Nilo Emerenciano - Arquiteto e escritor
Havíamos transformado o bar do Português em uma filial do clube de xadrez. Aquela tarde estava tranquila, de pouco movimento. Disputávamos então, eu e o Capitão, uma partida modorrenta, sem tempo determinado para acabar. Aproveitei e fiz ao Capitão uma pergunta delicada sobre algo que me roía há algum tempo.
– Capitão, é verdade que você era o terror do mulherio e teve várias mulheres, todas chamadas Rosa? O Capitão respirou fundo, emborcou o Rei sobre o tabuleiro, reclamou:
– É, camarada, essa partida já estava perdida mesmo – e ajeitou-se na cadeira depois de um longo gole de cerveja.
– Camaradinha, é como no Xadrez: se você não tem um plano na vida as coisas vão acontecendo. Eu era moço, bonito (eu disse aqui que o Capitão era dado a exageros, por isso eu havia lhe posto essa patente) e cheio de fogo. Hoje diriam hormônios. E era como aqueles papeis mata-moscas, atraía as meninas que era uma beleza. Aí apareceu Rosália, uma morena bonita e carinhosa. Com pouco tempo a gente havia casado. E tudo correu muito bem, até que Rosália adotou um gato vira-latas que apareceu lá em casa. Deu banho, enfeitou, botou um travesseiro pro bicho dormir.

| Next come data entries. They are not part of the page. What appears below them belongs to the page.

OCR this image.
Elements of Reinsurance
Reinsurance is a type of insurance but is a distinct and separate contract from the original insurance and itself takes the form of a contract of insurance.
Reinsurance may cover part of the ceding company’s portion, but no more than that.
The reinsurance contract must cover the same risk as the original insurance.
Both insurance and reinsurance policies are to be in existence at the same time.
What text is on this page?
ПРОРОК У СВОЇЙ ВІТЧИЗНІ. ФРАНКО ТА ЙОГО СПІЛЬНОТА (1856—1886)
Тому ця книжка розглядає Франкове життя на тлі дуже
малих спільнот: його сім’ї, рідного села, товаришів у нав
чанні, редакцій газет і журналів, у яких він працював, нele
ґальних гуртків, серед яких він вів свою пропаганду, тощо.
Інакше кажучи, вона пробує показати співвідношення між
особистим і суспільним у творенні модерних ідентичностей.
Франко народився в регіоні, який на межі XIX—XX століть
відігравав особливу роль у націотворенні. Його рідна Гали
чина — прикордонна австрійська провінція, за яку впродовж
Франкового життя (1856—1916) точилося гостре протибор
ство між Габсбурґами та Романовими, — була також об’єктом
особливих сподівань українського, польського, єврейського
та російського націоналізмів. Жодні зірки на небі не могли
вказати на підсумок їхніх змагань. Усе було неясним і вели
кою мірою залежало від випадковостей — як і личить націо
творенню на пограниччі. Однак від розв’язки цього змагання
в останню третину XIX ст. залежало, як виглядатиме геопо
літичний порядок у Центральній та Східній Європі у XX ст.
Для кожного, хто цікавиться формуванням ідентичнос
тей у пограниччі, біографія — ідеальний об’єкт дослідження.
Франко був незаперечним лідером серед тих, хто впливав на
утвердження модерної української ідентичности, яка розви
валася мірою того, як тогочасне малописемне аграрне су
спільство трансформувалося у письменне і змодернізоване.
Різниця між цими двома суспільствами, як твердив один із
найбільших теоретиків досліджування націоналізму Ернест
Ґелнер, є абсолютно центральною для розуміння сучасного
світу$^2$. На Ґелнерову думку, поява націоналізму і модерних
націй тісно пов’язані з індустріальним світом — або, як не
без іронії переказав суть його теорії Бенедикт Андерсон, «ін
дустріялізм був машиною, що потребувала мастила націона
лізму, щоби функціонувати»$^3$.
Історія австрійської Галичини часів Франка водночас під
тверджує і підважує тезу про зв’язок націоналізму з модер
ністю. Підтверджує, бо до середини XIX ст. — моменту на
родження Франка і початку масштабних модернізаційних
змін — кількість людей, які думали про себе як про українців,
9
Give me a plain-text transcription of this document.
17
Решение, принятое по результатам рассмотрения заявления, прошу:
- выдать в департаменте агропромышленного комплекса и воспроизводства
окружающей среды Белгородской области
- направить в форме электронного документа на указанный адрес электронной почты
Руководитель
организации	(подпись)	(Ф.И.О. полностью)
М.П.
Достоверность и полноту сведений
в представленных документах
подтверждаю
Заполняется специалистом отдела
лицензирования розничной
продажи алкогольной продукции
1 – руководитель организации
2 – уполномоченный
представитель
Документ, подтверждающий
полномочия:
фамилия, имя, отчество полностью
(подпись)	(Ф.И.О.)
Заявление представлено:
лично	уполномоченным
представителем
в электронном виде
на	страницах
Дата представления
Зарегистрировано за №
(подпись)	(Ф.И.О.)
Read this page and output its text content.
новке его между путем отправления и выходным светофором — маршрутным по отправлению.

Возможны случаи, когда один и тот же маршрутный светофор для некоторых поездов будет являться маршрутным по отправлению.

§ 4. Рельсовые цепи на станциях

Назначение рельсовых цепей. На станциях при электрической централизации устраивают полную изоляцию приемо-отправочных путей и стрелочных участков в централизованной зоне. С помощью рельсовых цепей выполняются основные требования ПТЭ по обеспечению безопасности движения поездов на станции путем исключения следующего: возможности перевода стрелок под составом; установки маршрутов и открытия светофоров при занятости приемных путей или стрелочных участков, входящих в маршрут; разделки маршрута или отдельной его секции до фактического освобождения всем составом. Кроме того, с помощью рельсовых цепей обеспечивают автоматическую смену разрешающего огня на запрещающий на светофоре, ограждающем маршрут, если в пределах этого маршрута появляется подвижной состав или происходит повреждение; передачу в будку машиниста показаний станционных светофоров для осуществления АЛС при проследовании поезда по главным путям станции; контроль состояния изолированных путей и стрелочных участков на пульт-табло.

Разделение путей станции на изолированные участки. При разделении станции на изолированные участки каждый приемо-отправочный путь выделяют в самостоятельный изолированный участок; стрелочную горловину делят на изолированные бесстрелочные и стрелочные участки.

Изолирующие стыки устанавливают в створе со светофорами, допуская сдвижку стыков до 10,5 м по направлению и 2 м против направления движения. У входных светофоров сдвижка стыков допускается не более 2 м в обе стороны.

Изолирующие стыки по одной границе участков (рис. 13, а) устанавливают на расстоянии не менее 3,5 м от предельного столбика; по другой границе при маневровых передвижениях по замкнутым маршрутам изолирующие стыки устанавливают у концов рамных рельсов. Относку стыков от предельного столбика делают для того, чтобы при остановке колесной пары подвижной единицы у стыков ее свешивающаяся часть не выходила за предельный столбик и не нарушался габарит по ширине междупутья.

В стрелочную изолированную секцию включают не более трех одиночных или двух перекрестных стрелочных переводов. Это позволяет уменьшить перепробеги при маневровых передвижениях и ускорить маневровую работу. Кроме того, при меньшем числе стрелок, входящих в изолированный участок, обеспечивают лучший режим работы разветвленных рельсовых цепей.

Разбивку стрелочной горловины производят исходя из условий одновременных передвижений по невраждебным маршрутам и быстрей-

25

– E qual o problema de criar um gato, capitão?
– Nenhum, meu camarada. O problema é que em pouco tempo ela deu guarida a mais dois que apareceram. E aí virou legião. Parece que a notícia da Madre Tereza dos gatos se espalhou e todo dia apareciam mais e mais gatos vagabundos em busca de um leitinho e um lugar quente. Minha casa virou a cracolândia dos bichanos. Gato de rabo grosso, rabo fino, preto, branco, mariscado, baixo e gordo, alto e esguio, todos com um ponto em comum, aquele andar malemolente e atrevido.
Passaram a ocupar os espaços embaixo da mesa, em cima do armário, sobre o sofá, a ponto de eu ter de disputar lugar com um Angorá e um SRD para ver TV. Eles eram fãs da Cozinha Maravilhosa da Ofélia e eu só queria ver o jogo do Flamengo. Aí invadiram o nosso quarto. Havia um Persa que só dormia nos braços de Rosália, veja se não é fogo! Um dia me emputeci e joguei duro, afinal quem ela pensava que eu era? Bati na mesa espantando três gatos que ameaçavam a minha sopa e gritei: ou eu ou esses gatos nessa casa!
– E aí, Capitão. Acabaram os gatos?
– Que nada, camaradinha. Fui obrigado a sair em busca de uma pousada e até hoje não sei se aqueles gatos estavam miando ou rindo da minha cara.
***
– Ah, companheiro, você quer saber de tudo não é? A segunda foi Rosalie. Baita duma preta! Um corpo e um aconchego que só vendo. E cozinhava como nunca conheci outra. Era baiana. Suas moquecas, acarajés e carurus me deixavam doido. Nessa vidinha de cama e mesa eu fui amolecendo e engordando.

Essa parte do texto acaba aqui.